The Great Wolf lay bound upon Lyngvi, the forsaken isle set in the heart of the black lake Amsvartnir, where no god set foot and no man drew breath. Twilight lay eternal there—no dawn to promise, no stars to reckon by—only air thick with frost, iron, and stone made wet by age.
Gleipnir held him: light as deceit, strong as fate.
He was Fenrir—anomaly among the Aesir, born of gods and named for ending. The Devourer. Yet the ribbon’s bite was nothing beside the greater weight: the silence that pressed upon him without pause or mercy. An absence that howled without sound.
Through the veil of mist, his gaze reached beyond his prison, drawn to the high slopes where snow lay unbroken. There, a pack of gray wolves slept in the open cold, bodies woven together into a single breathing thing. Their fur rose and fell as one. Warmth passed between them. Steam lifted from their nostrils like offerings.
One rolled to its back before the pack’s leader, throat bared in wordless vow. The alpha bent low, tongue brushing the bared throat—not to claim, not to wound, but to bind. Thus the old knowing passed between them: teeth were made to stop when trust was given.

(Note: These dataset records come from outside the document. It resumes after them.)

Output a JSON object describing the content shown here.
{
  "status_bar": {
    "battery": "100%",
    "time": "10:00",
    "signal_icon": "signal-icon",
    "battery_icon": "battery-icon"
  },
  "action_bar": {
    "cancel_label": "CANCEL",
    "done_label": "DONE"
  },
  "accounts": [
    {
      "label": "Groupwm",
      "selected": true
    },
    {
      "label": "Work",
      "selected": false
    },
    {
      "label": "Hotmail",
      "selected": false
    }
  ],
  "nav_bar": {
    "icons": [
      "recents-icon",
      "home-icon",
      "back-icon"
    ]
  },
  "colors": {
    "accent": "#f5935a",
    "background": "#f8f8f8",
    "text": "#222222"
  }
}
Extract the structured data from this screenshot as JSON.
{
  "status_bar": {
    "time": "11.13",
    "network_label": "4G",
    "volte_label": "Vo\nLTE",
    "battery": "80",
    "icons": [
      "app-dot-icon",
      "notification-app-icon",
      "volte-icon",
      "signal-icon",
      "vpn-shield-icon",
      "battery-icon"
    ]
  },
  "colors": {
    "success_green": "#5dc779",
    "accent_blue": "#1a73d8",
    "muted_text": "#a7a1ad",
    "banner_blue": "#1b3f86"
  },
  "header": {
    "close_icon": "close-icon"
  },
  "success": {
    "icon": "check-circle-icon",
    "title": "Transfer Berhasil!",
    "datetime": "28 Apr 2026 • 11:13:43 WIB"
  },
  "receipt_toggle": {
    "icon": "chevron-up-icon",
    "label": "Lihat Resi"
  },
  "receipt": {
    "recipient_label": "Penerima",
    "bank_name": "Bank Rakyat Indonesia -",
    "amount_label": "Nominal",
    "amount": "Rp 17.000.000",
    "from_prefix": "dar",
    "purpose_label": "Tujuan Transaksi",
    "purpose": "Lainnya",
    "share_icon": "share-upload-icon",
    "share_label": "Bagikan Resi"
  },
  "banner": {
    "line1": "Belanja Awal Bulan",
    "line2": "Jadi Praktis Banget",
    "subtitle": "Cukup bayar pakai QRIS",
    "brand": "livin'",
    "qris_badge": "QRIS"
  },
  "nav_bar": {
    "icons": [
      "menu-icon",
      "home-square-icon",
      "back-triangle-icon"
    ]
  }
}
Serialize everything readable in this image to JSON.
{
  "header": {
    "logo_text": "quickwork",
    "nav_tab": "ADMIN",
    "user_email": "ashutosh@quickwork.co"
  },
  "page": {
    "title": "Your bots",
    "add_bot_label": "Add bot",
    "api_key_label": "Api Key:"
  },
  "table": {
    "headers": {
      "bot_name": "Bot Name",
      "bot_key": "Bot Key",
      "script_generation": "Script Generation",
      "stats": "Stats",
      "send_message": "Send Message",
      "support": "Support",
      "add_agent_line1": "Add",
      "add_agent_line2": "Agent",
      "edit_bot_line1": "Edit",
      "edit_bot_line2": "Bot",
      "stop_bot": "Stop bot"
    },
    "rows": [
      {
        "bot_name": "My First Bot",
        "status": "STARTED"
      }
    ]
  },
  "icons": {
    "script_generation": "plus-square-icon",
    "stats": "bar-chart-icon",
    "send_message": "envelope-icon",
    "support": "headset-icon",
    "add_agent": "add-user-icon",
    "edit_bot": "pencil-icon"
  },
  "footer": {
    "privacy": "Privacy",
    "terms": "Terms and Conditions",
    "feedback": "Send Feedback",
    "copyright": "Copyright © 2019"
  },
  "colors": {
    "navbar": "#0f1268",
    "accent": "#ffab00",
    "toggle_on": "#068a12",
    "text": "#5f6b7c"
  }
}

Fenrir felt his own throat draw tight.
He had never known such law. Never the press of fur in greeting, nor the chorus of breath and voice that marked belonging. He was named to swallow the sun, yet he starved for the simplest truth written in blood: when a brother bares the throat, the jaws remember mercy.
His sight turned then, away from the snow and the wolves who slept as one, and fell upon the realms of men.
They gathered beneath false suns, sealed within walled dens. Though they sat close, they were divided—each alone, each ringed by glow. Their hands moved ceaselessly over smooth surfaces. No scent passed between them. No warmth.
Fenrir leaned into their world, seeking the shape of kinship.
What he found was a young one folded into herself, tears falling unheard as unseen multitudes clawed at her with words. They could not smell her fear. They could not feel the tremor in her flesh. No signal rose to warn their teeth. The wounds they dealt bled nothing that reached them. Distance had unbound their restraint.
Elsewhere, another shaped poison in the dark, each mark laid down to ruin a life never faced. Signs of approval gathered thickly around him, and he fed upon them—sated by a kill that left no blood on his jaws, no taste of iron on his tongue.
“The throat teaches mercy before the mind learns words,” Fenrir rumbled into the mist. “When it is bared, the teeth are bound. This is the Law of Blood.”
But these men had broken the law without knowing its name. They had learned to bite without tasting, to wound without the old warnings carried on breath and fear.
The Great Wolf did not feel terror, nor rage, nor the hunger the gods had named him for.
He felt pity.
Bound upon his isle, forged about with impossibilities, Fenrir beheld these scattered kin who named themselves civilized and saw no brotherhood in them.
“The Anomalous Predator,” he growled, the sound rolling like distant thunder across the black lake. “I am bound by Gleipnir, woven of impossibility and miracles. Yet you are unbound. You freely strike from the shadows so your jaws never learn restraint. You spill blood that you never taste. And so your teeth never loosen.”